Some unused stuff in your model. Purging it reduced the file size by 20%. You should be purging your models fairly regularly. Keep in mind that components you try in your model and later discard aren’t removed from the file when you delete them from the model space. This can be very useful especially if you inadvertantly erase components when you think you’re hiding them. Erase is immediately above Hide in the Context menu and what they do looks very much the same until you decide to unhide the object. If you erased a component instead of hid it, you can still pull a copy of it out of the Components panel if it hasn’t been purged. But when you know you don’t need the components anymore, you should purge. Materials that you try or that are attached to unused components also remain in the file until purged. Use Model Info>Statisitics>Purge Unused to get rid of first, unused components, and then, unused materials.
It might seem like it’s time consuming to keep your model clean and light. It might well add a little time on the front end. But at the end of the day it’ll save you time and energy because your model will be easier to deal it and won’t overwork your hardware. A little extra investment in the beginning will pay off in the long run.
Thanks Dave that’s really helpful. I’m self taught really so I’m picking up new tips all of the time. Can I just ask regarding the exposed back faces, how were you able to expose the faces for back/front as opposed to the painted faces? Would you recommend inverting all the back facing faces?
I’m happy if that helps you out. Being self-taught isn’t really a bad thing but you can wind up with some bad habits that get you painted into a corner. Sometimes it’s a little like teaching yourself how to fly a plane.
I exposed the default face colors by changing the Face Style to Monochrome. You can do that in View>Face Styles.
I would suggest that when you start a new model, you work in Monochrome and you refrain from adding materials. Save thatg step until late in the process so your GPU doesn’t have to deal with the materials, too.
As for correcting the back faces, I would say yes to that if you still have a ways to go with this model. If you’re basically done with it, I might say leave it alone but make sure with the next file you are staying on top of the face orientation as you go. It’s one of those things that saves you time if you deal with it in the beginning.

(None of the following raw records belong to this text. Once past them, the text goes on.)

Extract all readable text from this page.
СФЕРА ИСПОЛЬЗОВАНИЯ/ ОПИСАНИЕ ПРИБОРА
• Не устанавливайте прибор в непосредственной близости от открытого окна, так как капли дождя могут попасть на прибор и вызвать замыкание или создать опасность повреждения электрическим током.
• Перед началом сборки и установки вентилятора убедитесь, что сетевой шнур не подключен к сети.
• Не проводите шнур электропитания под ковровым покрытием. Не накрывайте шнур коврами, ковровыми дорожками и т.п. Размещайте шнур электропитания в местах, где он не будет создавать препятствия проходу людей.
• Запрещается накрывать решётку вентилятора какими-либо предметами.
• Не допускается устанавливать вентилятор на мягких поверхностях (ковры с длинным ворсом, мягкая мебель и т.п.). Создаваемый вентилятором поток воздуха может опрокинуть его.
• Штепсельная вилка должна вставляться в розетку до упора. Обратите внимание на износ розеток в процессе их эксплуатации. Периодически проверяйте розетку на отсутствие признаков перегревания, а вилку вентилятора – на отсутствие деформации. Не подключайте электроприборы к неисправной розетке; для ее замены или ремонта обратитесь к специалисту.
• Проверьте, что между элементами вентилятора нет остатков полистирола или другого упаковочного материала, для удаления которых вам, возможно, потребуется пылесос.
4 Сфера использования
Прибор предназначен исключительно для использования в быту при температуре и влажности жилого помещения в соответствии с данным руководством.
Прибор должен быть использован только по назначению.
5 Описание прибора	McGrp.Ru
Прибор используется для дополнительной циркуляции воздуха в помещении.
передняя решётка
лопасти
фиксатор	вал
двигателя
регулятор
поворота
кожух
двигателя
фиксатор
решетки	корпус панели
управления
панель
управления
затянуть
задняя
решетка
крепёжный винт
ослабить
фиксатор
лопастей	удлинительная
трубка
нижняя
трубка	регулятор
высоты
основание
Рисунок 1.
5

I use - and recommend you try - Solid Inspector 2 plugin. You can get it through SketchUcation… ensures your geometry is all “solid” objects which is critical if you want to use the solid tools (i.e. trim, union etc.) and also calculate volumes. It will fix some things automatically like reversed faces for you. Other things like boundary issues it will highlight for you to fix yourself. Hope this helps. PS I’m a self taught Sketch Up user too and am still learning!